How to manage digital technology with means of a human tech organization that fosters beneficial innovation?
Digital technology and AI are creating so many expectations, some realistic, some futuristic. So, how can tech organizations deal with all this in a human way and how should CIOs set up to drive business innovation?
Imagine IT together with business experts feel like they had the right to design their own work. They were encouraged to influence and shape the tech-strategy, to define their own digitalization targets as well as use their own methods. They felt trusted to use their own judgment and to decide on IT investments and resources. They perceived themselves being on same-eyes-height with superiors and executives in the organization. As much they are being valued and appreciated as much they felt like “super-stars” in their organization who can make a difference. This is what “Human AI” is also about. Unfortunately, many IT organizations do not work like this.
What are the roots of Human AI in this sense? From a practical standpoint, lots of consultants have developed many concepts, like agile, humanocratic, antifragile or neo-hierarchical organizations. Many concepts are limited to better project management, considering the uncertainty and complexity of large-scale IT initiatives. The line organization and leadership, however, need an even better structure too. The DSI essay leverages relevant concepts and provides a proposal for tech organizations or CIOs. For example, Gary Hamel and Michele Zanini, whose concept is just being used by Bill Anderson, the new Bayer CEO, to revolutionize Bayer, being one of them.

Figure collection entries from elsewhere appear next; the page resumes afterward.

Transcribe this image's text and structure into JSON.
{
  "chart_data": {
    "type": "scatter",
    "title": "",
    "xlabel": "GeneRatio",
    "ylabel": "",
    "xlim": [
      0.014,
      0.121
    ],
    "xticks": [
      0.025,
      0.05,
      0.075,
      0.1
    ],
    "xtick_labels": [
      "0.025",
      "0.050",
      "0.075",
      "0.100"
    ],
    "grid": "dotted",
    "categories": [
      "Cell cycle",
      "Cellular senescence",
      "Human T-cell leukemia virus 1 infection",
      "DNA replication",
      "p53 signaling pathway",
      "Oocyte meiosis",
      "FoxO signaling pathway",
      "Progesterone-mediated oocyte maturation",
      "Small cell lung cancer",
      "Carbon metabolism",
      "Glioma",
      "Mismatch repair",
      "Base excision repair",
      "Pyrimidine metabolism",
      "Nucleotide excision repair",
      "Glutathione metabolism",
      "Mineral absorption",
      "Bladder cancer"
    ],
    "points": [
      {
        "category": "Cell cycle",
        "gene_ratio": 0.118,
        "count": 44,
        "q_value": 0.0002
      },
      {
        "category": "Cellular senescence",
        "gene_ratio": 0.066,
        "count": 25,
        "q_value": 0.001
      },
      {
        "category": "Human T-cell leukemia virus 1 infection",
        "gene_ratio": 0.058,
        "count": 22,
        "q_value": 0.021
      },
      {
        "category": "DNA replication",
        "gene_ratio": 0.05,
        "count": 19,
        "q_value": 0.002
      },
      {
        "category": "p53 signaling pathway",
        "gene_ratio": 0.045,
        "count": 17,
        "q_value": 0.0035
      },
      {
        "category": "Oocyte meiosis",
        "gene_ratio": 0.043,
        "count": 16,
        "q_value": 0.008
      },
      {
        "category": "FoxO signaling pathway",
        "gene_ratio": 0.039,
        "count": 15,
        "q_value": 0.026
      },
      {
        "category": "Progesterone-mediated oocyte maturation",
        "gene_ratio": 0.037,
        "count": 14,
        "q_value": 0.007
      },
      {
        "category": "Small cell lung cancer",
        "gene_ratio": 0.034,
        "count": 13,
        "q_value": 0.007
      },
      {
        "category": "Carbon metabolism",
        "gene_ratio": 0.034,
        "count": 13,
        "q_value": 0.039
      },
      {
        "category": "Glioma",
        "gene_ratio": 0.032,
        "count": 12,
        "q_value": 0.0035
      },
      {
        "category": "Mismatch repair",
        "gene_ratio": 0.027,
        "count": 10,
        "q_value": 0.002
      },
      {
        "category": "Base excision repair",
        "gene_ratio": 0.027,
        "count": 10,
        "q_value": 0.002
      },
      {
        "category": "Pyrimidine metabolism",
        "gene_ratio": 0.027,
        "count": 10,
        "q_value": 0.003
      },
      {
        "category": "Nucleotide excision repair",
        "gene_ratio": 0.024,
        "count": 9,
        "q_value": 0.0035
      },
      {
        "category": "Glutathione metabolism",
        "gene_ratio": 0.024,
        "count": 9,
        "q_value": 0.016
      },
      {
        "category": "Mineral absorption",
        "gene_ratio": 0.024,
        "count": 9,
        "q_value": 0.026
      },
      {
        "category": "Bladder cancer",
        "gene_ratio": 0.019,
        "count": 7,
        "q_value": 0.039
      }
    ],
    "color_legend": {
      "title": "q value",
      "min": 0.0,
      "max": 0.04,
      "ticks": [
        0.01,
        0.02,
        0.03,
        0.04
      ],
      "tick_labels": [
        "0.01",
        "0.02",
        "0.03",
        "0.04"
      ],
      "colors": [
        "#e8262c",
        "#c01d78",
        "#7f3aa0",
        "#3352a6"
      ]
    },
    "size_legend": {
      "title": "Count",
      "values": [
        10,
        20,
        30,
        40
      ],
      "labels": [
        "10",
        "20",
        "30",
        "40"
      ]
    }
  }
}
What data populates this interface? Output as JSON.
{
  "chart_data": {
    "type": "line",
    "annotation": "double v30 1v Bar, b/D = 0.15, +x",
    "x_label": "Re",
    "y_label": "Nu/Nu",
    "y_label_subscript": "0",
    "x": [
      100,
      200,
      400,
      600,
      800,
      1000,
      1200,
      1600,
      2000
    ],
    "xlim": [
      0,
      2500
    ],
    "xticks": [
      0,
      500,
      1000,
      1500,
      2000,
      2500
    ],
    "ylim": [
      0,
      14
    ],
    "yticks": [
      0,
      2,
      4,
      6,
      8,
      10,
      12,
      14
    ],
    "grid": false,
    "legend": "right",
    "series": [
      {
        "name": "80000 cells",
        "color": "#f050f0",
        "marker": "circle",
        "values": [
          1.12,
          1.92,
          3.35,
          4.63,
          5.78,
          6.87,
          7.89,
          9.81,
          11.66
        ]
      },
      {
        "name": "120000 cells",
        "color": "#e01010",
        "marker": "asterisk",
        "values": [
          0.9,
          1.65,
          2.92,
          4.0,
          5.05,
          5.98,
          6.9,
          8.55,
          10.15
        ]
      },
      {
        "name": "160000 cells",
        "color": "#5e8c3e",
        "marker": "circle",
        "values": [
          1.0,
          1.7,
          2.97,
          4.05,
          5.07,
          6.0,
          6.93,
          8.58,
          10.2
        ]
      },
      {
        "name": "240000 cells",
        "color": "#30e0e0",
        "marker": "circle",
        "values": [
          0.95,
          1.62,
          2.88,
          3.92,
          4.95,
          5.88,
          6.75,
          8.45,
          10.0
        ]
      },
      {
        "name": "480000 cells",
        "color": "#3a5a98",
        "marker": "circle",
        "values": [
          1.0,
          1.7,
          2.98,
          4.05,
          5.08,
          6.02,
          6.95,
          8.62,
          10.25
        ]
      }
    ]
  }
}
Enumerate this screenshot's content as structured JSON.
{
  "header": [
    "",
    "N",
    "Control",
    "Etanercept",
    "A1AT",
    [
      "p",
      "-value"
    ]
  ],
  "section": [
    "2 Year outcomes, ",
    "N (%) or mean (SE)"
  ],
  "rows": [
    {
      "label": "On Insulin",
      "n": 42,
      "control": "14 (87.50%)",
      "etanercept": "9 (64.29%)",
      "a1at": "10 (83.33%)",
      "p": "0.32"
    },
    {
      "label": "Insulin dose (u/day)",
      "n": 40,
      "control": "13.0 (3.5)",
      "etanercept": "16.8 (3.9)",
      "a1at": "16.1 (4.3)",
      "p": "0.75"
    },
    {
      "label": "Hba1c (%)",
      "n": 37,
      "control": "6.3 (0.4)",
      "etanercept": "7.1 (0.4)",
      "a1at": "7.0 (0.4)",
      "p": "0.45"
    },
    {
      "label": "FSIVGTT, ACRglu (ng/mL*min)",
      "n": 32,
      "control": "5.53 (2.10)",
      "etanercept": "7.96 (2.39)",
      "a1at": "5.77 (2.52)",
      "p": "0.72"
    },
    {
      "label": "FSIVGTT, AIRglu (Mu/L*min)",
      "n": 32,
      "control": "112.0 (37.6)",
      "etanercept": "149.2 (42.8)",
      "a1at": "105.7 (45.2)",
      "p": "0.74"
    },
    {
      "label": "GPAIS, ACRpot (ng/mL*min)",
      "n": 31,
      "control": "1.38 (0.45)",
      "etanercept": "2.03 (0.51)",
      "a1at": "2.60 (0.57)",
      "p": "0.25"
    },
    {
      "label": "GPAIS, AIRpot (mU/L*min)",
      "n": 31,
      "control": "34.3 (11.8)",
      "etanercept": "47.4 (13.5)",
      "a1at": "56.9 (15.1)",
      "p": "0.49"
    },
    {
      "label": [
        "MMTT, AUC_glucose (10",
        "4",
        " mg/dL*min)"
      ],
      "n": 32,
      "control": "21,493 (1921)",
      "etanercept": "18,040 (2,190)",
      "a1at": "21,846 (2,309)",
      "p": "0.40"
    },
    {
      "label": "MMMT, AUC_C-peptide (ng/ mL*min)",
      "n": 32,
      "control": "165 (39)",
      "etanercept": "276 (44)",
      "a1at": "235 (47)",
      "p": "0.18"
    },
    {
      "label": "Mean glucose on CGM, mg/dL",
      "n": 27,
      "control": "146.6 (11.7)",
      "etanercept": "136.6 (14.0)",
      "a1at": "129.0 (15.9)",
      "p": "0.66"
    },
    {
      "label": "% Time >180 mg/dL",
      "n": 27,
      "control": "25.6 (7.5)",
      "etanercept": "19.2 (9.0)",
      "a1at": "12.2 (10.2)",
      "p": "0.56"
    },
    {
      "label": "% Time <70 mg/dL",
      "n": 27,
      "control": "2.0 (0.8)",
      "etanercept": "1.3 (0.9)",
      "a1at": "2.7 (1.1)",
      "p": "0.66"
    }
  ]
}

Practical concepts can provide good execution guidelines and show cases. They are often based on academic approaches developed by scientists, sometimes correctly quoted, sometimes not. From a scientific standpoint, the past 60 years of system thinking have addressed the challenge of what good organizations look like. To name just two of them, Niklas Luhmann’s system approach is highly topical. A key feature of his approach is the idea that organizations are developed to reduce the complexity of the environment. This is particularly important for tech managers who are constantly faced with the challenge of making decisions amid uncertainty and information overload. Another scientific approach is W. Ross Ashby`s law of “requisite variety” suggesting that only complexity “eats” complexity. This is particularly relevant, given that complexity in most IT organizations has raised significantly. There DSI is summarizing key scientific approaches. Next to the practical concepts, the DSI builds on these approaches as scientific roots for a Human AI. It defines guiding principles of good technology and AI management.